I quickly learned to curb acknowledgment to the mention of K-POP. Someone once said their name was 양요섭 (Yang Yoseob). He shared the same name as a member in the group, Beast, and I had to pretend like I had never heard of Beast before. I started feeling guilty for liking K-POP. As the years went by, I watched K-POP music videos less and less. Now, I can barely keep up a conversation about it. My song tastes have changed as well. I now listen to the likes of Zion T, Bumkey, Crush, Verbal Jint, and Primary.

Reality: Liking KPOP Makes You Look Like a Crazy Fan

I know some people who keep up an act of not liking KPOP/K-dramas in front of others, when in reality they are extreme fans. They must hide a real and vital part of their personality because of the perceived judgement they think they will receive from Koreans.

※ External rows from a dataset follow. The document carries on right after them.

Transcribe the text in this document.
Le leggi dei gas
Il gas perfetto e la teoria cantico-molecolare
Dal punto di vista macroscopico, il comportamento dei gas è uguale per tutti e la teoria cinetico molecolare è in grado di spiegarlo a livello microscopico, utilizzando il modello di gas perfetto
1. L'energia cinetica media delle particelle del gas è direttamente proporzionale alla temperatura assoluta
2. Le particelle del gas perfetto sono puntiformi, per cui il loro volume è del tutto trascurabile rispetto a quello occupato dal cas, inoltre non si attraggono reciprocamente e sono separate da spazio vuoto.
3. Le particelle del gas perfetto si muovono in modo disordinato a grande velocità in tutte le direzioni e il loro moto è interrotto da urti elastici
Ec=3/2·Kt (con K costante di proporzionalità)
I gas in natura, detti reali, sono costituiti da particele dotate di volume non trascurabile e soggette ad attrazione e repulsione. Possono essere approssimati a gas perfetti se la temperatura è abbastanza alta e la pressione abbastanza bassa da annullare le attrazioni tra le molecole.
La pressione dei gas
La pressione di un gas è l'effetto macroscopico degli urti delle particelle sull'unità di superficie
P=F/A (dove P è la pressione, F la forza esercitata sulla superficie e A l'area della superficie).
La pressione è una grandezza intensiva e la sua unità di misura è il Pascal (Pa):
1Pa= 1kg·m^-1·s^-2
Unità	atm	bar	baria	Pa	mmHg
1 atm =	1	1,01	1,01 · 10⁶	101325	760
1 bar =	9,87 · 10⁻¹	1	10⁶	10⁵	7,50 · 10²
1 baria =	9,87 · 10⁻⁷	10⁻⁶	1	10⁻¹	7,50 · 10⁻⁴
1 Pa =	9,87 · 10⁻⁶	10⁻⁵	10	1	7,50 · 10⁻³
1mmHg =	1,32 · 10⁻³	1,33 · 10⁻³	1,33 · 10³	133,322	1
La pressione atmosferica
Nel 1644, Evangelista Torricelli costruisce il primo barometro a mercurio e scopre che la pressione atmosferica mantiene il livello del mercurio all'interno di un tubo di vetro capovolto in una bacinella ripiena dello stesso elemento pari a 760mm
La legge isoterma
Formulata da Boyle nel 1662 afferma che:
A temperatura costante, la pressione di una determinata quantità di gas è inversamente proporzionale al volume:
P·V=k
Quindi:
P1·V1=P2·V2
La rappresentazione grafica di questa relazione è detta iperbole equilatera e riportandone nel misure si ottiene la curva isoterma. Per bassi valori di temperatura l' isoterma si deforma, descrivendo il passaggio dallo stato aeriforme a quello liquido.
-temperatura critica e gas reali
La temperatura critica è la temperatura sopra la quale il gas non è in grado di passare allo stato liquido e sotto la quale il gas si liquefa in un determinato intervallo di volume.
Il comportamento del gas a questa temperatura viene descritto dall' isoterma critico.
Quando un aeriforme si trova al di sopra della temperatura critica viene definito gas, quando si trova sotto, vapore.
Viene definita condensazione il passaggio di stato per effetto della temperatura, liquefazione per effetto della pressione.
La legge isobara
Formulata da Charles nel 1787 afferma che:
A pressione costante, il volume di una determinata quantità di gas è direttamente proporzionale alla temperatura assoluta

Sometimes, I too just want to jam out to Fantastic Baby or talk about the 2pm concert I went to this summer. I want all the reasons I started learning Korean to be accepted. I’ve become more than just a girl that likes K-POP and I see Korea for more than that now, but I can’t just let that old part of me die. It helped me come to where I am today. I’m sure it’s done that for many people. I know it has pulled them out of depression, celebrated with them, comforted them through break ups, and accompanied them on car rides coming home from a long day of school.

Moving Beyond Others' Judgements

I believe K-POP or K-dramas shouldn’t be anyone’s constant reason for learning Korean because the language holds so much more meaning than the lyrics of a KPOP song, but it’s not a terrible reason to begin wanting to learn the language. It should be a perfectly valid answer to that daunting question.

 


**Note from Raquel: All of the opinions I have on how people who like KPOP/k-dramas are viewed by the Korean community are merely based on experiences from myself and friends. As of December 4, 2015 I could not find any any data/research on this topic. I am not trying to generalize all Korean people by saying that they judge people who like KPOP. There are some Koreans I have met that have quite the opposite opinion. This piece just comments on a trend that I have noticed in the Korean language learner community. There will always be outliers, people who are exceptions and bless the heavens that they exist. A note above all: You do you, and don’t be too ashamed of your past; that’s what got you to where you are today.**

 

Author

Raquel “Rocky” Reinagel is a MA candidate and graduate assistant in the Department of Second Language Studies at the University of Hawaiʻi at Mānoa; former president of Hanwoori Hawaiʻi; and Co-President of the Second Language Studies Student Association (SLSSA) at UHM.